5 May 2011 – The governments of Sudan and Southern Sudan have committed to implementing the two recent agreements aimed at restoring calm to the disputed region of Abyei, where clashes have claimed the lives of dozens of people in recent months, a senior United Nations official said today.

“The two parties have committed that the Kadugli and Abyei Agreements shall be carried out with the facilitation and participation of the UN,” said Haile Menkerios, the Secretary-General’s Special Representative for Sudan and head of the UN peacekeeping mission in Sudan (UNMIS).

“UNMIS will also support the containment and temporary security measures while a solution is being sought. We have agreed here to immediately move on it,” Mr. Menkerios said after meeting the President of Southern Sudan, Salva Kiir, in Juba.

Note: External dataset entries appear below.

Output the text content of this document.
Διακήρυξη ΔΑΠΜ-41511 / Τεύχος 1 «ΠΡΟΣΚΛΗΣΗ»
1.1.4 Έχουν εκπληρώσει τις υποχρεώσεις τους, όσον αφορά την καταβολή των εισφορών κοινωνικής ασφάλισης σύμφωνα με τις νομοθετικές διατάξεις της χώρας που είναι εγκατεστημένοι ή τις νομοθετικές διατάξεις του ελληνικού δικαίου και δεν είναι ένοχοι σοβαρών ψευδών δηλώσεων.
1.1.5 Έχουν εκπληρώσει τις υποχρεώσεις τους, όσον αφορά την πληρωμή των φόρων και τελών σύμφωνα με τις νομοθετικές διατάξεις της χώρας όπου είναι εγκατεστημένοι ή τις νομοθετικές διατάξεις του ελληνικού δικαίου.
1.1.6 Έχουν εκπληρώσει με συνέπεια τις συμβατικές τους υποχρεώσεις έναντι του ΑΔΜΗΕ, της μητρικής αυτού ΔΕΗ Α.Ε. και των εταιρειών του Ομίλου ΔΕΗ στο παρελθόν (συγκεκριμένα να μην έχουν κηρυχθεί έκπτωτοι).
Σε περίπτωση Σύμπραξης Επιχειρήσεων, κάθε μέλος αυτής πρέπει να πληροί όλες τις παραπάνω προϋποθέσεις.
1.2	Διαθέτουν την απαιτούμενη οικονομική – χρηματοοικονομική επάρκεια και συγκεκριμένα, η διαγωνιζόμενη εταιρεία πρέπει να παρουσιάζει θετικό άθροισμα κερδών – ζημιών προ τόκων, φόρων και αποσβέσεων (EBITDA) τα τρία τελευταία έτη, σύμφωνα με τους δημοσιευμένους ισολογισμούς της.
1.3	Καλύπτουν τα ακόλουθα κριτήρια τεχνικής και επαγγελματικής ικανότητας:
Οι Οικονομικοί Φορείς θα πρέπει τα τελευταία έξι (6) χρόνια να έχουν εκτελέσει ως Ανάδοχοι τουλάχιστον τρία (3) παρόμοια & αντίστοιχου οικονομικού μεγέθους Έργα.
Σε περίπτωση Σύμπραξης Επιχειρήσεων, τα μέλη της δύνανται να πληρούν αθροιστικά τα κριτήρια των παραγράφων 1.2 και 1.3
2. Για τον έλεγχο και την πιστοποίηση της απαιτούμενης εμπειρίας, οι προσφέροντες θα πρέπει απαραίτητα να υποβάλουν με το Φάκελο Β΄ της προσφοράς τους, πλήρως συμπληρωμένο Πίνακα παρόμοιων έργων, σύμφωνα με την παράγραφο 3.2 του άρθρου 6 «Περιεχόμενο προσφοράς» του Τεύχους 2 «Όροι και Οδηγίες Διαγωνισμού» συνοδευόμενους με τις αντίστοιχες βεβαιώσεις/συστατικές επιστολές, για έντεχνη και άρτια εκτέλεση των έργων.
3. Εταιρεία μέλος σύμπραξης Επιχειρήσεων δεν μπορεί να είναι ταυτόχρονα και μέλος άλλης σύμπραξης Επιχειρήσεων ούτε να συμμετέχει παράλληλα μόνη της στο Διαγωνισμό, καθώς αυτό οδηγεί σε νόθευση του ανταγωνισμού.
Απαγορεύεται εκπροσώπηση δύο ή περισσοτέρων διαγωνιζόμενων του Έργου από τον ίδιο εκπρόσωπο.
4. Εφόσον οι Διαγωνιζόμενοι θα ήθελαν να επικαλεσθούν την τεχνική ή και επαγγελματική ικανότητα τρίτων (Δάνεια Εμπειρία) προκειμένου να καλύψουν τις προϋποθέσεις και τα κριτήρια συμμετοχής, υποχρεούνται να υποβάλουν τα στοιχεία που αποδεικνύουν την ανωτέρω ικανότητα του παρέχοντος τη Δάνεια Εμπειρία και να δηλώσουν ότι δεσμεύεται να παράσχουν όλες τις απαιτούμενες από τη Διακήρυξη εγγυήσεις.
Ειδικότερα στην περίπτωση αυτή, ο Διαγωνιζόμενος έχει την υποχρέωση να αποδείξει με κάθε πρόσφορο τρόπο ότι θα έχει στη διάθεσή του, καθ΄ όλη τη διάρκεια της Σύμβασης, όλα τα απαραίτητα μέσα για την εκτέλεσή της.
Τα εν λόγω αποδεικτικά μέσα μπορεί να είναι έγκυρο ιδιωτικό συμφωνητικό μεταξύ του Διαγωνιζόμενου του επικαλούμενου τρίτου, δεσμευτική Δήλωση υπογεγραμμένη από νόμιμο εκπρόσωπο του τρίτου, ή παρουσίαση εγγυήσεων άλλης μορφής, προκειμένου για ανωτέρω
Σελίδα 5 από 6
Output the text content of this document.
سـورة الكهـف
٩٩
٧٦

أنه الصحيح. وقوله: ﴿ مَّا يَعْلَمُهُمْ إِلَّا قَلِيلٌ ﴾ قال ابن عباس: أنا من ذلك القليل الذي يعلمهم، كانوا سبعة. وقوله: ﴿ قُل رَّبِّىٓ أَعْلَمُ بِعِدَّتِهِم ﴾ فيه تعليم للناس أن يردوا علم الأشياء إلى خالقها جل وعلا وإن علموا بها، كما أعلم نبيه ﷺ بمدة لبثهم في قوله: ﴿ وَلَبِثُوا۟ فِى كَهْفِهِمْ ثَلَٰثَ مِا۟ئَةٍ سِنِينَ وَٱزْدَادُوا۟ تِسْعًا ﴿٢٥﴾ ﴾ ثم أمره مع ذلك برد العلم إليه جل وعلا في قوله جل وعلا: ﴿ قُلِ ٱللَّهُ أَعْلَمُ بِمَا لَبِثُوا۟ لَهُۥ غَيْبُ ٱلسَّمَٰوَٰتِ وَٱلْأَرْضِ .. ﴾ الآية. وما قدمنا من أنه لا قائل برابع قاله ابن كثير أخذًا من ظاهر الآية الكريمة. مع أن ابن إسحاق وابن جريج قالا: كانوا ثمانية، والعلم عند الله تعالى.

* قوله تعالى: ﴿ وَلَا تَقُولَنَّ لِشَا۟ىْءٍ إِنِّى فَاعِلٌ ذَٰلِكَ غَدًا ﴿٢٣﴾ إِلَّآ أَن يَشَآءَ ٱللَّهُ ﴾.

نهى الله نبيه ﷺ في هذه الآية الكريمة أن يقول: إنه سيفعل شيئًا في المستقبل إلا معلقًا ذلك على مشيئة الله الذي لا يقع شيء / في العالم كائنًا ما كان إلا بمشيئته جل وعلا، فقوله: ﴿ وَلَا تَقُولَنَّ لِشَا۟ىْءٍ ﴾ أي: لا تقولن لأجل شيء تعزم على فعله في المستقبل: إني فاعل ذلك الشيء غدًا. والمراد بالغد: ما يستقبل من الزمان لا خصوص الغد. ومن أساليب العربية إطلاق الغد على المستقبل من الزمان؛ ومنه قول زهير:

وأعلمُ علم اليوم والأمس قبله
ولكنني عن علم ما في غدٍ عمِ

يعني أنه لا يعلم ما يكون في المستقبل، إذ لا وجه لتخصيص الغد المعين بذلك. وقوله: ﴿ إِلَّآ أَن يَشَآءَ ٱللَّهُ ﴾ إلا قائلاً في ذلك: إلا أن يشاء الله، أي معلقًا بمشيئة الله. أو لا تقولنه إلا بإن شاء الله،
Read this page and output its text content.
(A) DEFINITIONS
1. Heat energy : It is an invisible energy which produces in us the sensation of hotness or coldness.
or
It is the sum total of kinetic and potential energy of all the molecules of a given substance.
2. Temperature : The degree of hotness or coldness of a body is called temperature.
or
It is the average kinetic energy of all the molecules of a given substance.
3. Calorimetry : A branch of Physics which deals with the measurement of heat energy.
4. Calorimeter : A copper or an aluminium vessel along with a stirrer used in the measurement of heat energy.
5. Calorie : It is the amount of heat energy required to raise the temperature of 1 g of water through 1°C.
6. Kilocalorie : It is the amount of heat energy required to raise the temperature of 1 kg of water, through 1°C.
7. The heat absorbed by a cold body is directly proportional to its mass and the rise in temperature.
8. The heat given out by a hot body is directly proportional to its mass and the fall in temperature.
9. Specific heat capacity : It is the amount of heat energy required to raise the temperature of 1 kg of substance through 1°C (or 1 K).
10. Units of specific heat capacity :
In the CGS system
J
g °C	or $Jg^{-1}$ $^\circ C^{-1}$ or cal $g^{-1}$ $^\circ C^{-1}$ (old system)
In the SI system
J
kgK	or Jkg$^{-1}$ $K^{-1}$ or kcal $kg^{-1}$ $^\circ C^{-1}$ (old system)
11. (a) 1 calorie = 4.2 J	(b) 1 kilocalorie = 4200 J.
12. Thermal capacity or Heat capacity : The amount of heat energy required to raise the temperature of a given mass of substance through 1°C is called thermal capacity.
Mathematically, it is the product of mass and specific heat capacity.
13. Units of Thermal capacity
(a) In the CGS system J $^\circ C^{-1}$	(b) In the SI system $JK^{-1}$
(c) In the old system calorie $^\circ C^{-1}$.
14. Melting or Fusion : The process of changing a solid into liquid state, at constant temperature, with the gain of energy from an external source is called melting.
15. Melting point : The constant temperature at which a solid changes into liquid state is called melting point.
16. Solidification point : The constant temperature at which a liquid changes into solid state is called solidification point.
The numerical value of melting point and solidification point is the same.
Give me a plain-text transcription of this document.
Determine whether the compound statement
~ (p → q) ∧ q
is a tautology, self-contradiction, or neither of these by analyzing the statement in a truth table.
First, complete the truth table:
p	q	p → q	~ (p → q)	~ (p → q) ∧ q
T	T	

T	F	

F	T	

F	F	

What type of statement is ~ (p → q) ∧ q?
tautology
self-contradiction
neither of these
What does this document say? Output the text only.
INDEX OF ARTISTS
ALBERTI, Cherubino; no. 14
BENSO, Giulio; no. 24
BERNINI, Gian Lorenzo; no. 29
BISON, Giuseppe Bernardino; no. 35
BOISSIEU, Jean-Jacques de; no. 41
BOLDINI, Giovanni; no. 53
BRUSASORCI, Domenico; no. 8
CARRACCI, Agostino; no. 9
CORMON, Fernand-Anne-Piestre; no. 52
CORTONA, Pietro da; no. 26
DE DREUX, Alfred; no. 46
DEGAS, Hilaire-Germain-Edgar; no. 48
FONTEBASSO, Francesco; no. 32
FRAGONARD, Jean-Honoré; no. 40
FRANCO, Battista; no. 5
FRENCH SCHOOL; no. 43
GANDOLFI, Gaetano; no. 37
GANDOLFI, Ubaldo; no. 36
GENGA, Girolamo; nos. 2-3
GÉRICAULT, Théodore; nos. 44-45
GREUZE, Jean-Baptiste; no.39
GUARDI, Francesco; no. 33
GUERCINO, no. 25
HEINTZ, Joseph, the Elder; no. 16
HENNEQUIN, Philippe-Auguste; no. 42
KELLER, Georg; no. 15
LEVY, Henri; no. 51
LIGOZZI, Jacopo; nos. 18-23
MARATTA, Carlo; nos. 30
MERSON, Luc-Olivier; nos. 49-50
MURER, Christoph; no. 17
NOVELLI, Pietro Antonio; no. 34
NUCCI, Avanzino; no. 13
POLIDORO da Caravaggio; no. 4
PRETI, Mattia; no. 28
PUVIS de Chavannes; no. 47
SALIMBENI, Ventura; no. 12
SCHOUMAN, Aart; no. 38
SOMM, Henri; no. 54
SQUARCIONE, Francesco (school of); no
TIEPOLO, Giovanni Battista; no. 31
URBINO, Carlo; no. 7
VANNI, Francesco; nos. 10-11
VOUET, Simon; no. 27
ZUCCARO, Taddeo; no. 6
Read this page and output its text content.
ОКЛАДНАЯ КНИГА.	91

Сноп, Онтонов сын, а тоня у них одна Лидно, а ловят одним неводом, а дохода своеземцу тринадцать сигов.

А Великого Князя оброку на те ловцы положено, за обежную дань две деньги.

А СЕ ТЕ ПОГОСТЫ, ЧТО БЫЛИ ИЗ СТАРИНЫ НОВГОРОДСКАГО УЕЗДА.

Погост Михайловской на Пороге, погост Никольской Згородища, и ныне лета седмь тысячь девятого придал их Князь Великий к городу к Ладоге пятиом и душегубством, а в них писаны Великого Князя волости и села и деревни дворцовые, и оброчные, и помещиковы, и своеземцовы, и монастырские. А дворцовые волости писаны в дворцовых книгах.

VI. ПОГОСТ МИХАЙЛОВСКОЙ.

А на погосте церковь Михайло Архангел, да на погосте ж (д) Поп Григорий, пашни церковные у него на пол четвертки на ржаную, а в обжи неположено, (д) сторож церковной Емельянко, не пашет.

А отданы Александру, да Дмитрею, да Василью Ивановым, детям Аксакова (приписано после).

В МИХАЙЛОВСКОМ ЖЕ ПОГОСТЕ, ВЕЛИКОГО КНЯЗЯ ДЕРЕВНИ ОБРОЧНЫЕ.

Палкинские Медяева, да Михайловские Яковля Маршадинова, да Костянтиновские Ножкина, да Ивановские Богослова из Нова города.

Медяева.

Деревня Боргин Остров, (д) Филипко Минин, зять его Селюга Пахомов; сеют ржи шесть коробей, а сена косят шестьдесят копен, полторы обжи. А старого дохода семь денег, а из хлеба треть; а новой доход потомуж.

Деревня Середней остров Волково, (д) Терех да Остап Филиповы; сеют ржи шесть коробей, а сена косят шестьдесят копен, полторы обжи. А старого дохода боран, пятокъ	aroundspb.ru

The meeting followed deadly clashes at the start of the week in Abyei that claimed the lives of at least 14 people.

Mr. Menkerios was accompanied today by the United States Special Envoy to Sudan, Princeton Lyman, and former Burundian President Pierre Buyoya of the African Union High-Level Implementation Panel on Sudan.

Before travelling to Juba, Mr. Menkerios met in Khartoum with senior officials of the Government of Sudan, who also expressed their readiness to implement the agreements.

Under the Kadugli and Abyei Agreements, signed in January and March respectively, both sides committed to the total withdrawal of all unauthorized forces from the Abyei Area, leaving the maintenance of security to the joint integrated units (JIUs) and joint integrated police units, which are made up of personnel from both sides.

Tensions have been high in Abyei for months as the area remains in dispute between the north and the south, which will formally separate from the rest of Sudan in July.

A referendum on the future status of Abyei was supposed to have been held in January but never took place amid disputes over voter eligibility.